By Amanda Walgrove
Last week, Sarah Palin visited Israel and met with Prime Minister Netanyahu and other members of Israel’s right-wing coalition, including Likud Chairman, Danny Danon. Many have questioned whether or not this was an early campaign move; many GOP members who may throw their hats into the Presidential ring—Mike Huckabee, Mitt Romney, and Haley Barbour—have recently made visits to Israel as well. “It’s not the Ames straw poll, but I do think a visit to Israel is an important stop for folks who are running for president,” Republican Jewish Coalition executive director Matthew Brooks told Politico. “So much of what our commander-in-chief will deal with in the White House is rooted in this part of the world.” Besides being a shiny credential on the checklist for candidacy, Palin’s visit also serves to put another face to the name of what has become an increasingly conservative stance on what it means to be “pro-Israel.”
Tea Partiers have been split between what Walter Russell Mead has deemed the “Palinite” and “Paulite” approaches to foreign policy. The “proactive” tactics Palin endorses call for maintaining a tight alliance with Israel. Garnering significantly less support from the GOP is Ron Paul’s “passive” approach, which suggests that America distance itself from the Israeli-Palestine conflict and avoid supporting one over the other. Speaking out about the need to condemn Palestine for attacks on Israel, Republican House Majority Leader, Eric Cantor, responded to the recent bombing in Jerusalem by saying, “The White House must do more to tamp down anti-Israel incitement in the Palestinian territories. That’s why I support bipartisan efforts in the House and Senate that call on the White House to put an end to anti-Israel incitement in the Palestinian territories.” But how has the median Jewish American constituency reacted, considering the latest tragedies that Israel has faced?
Dominating the American Jewish landscape, the right-leaning AIPAC fully supports the policies of any Israeli government, including the current one, stating on its website, “AIPAC works to secure vital U.S. foreign aid for Israel to help ensure Israel remains strong and secure.” Jeremy Ben-Ami, creator of the three-year-old J Street, felt that this conservative domination left a gap for American Jews who wanted to commune and raise money for a more peaceful solution to conflicts between Israel and Palestine.

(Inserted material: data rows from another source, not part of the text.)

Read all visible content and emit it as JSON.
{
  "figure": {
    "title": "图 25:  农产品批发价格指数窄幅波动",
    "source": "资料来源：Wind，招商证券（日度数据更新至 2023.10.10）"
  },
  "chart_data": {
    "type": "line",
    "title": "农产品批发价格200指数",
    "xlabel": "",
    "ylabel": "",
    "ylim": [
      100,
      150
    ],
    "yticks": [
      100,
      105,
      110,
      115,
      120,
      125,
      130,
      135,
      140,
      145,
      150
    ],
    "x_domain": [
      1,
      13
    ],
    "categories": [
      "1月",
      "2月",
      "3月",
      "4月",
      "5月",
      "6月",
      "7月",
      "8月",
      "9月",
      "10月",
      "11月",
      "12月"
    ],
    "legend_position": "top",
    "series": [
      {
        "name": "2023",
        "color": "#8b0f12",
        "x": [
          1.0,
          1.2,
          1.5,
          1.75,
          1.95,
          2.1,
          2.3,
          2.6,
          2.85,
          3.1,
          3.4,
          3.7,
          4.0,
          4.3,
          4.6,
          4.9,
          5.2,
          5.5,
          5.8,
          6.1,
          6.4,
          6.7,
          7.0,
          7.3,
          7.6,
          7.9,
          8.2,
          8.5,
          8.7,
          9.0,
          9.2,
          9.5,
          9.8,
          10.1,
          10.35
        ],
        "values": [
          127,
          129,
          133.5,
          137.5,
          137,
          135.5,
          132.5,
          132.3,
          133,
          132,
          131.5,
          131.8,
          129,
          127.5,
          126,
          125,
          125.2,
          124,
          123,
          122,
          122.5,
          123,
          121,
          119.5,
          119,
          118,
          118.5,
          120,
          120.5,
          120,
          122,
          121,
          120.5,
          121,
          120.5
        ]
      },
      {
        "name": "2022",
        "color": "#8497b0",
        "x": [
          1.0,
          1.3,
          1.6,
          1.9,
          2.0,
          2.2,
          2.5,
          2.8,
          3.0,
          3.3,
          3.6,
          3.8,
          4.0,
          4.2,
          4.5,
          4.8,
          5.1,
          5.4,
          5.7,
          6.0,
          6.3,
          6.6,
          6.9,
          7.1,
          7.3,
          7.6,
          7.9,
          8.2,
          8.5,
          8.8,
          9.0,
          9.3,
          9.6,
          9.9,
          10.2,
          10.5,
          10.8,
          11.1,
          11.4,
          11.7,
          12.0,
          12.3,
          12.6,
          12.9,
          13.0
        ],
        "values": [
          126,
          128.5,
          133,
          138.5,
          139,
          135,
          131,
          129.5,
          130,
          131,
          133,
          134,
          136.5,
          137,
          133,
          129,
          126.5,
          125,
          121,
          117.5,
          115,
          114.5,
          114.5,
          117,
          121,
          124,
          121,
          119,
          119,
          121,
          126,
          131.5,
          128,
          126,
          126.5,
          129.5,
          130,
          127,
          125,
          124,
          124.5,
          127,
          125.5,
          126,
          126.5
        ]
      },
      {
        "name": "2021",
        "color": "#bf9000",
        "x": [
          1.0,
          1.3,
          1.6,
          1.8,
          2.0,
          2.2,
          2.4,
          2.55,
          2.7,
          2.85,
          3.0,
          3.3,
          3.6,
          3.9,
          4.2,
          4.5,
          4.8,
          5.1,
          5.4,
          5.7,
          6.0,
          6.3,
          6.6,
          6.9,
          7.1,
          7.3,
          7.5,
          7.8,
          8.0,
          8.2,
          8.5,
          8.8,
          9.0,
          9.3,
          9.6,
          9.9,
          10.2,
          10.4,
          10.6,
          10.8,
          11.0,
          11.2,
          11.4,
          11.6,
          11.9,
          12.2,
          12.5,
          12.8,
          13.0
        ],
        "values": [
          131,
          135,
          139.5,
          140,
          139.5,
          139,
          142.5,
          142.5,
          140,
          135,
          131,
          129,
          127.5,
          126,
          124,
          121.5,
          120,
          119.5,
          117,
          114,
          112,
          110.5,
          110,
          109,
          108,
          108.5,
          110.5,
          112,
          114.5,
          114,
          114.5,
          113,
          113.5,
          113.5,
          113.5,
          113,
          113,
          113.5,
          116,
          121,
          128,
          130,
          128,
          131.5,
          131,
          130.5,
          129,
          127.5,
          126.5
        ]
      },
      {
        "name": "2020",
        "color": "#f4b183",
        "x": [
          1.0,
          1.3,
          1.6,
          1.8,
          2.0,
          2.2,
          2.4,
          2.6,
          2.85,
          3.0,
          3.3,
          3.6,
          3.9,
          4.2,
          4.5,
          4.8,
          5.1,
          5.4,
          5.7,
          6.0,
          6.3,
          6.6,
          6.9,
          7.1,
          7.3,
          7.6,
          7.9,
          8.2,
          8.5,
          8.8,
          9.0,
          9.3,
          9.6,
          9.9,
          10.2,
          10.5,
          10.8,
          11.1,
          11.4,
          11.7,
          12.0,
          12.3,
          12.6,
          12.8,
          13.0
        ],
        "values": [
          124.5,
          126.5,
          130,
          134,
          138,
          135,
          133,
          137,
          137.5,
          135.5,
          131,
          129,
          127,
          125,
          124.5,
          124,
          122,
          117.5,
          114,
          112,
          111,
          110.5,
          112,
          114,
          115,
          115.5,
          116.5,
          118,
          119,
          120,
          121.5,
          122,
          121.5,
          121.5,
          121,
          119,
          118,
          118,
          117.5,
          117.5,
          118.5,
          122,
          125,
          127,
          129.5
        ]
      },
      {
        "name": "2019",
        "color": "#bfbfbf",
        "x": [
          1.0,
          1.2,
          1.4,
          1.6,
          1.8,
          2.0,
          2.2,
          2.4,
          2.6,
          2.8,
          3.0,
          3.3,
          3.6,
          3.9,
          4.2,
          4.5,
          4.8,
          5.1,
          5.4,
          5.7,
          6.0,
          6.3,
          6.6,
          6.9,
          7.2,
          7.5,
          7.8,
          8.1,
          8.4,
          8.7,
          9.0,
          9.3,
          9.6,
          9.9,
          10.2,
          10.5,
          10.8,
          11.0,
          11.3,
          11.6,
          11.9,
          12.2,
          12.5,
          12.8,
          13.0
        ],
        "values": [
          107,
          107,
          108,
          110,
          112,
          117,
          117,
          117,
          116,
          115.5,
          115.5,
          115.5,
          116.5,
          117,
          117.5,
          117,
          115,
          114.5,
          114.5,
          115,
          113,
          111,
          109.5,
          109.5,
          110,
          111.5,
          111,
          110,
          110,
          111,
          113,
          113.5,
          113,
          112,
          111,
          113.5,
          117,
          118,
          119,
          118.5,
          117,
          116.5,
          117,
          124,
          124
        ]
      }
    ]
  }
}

While a tagline of “Pro-Israel, Pro-Peace” has a positive ring to it, the controversy lies in the idea that Palestine should not be reprimanded for attacks on Israel, but rather, they must be persuaded to make a peace agreement. For supporters of J Street, questions arise such as: Is someone anti-Israel if he or she believes that the Palestinians deserve the same rights as the Jews? Can someone be pro-Israel without fully supporting the Israeli government’s decisions?

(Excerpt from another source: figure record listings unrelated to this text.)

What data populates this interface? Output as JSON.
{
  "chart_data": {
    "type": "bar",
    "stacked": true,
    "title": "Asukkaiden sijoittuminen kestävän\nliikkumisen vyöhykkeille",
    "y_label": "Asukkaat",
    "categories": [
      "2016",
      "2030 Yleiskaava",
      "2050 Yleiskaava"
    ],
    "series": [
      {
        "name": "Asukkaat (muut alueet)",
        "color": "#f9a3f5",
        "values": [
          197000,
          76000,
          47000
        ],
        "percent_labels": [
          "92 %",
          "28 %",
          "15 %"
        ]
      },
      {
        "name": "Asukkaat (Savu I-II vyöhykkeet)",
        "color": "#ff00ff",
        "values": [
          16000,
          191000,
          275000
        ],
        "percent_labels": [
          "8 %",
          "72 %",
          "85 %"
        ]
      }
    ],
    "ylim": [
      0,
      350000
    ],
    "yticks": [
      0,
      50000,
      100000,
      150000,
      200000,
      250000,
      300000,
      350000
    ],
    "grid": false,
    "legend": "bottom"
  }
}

Israeli lawmakers held a hearing on Wednesday to decide the answers to these questions, discerning what role Jews living outside the country should have in Israeli policymaking. A recent poll showed that only 14% of Israelis had ever heard of J Street and only 19% believed that the American Jewish community should provide unconditional support for Israeli politics. However, right-wing Israeli politicians, believing America’s support to be crucial, think that J Street verges upon treason by not backing the decisions of the Israeli government. Lawmaker Otniel Schneller, a member of the centrist Kadima party, said at the hearing, “J Street is not a Zionist organization. It cannot be pro-Israel,” suggesting that J Street’s display of love for Israel “has strings attached.” While extreme critics of J Street have labeled the lobby group “anti-Israel,” Danon said he would call for a committee vote to have J Street labeled a pro-Palestinian rather than a pro-Israeli group, a move Ben-Ami said could compromise J Street’s appeal in the United States.

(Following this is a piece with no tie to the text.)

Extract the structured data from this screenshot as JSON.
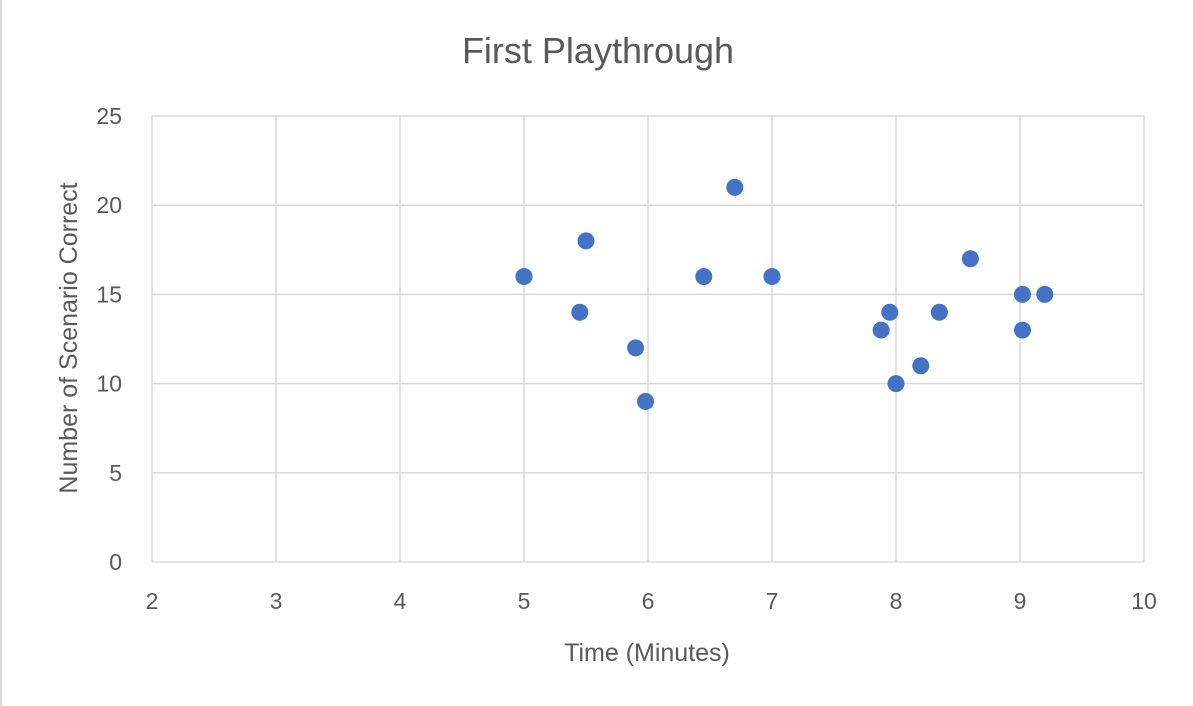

Without having to label any group or belief as the “anti,” it’s easy to see that there are different definitions of what people consider to be “pro-Israel.” After the recent brutal murder of the Fogel family in Israel, representatives from the left and right sent letters to President Obama, advising him on how to stand with Israel in the conflict with Palestine. Obama’s dedication to the “Pro-Peace” sentiment is supported by J Street and its passionate followers, but remains neglected by Netanyahu’s administration. Meanwhile, Republicans have been accusing Obama of taking a weak stance in supporting Israel, especially after his reluctance to veto a United Nations Security Council resolution condemning Israel’s settlement policy.
Ahead of Palin’s visit to Israel last week, an Obama official reportedly joked that the Netanyahu was “waiting for President Palin.” But preoccupation with American campaign strategies, lobbyists, and party lines seems increasingly distracting during a time of violent unrest in the Middle East. The real problem is that powerful stances on foreign policy are becoming dangerously polarized, to a point where disingenuous jabs will be made from each side. AIPAC was recently condemned for using the recent bombing in Jerusalem in its fund-raising and J Street has been accused of criticizing other organizations in order to promote a more leftist standing. Instead of figuring out who is centrist, hypocritical, leftist, or conservative, the focus should be put back on a practical strategy for the safety of Israeli citizens and the ways in which America can use its resources to help.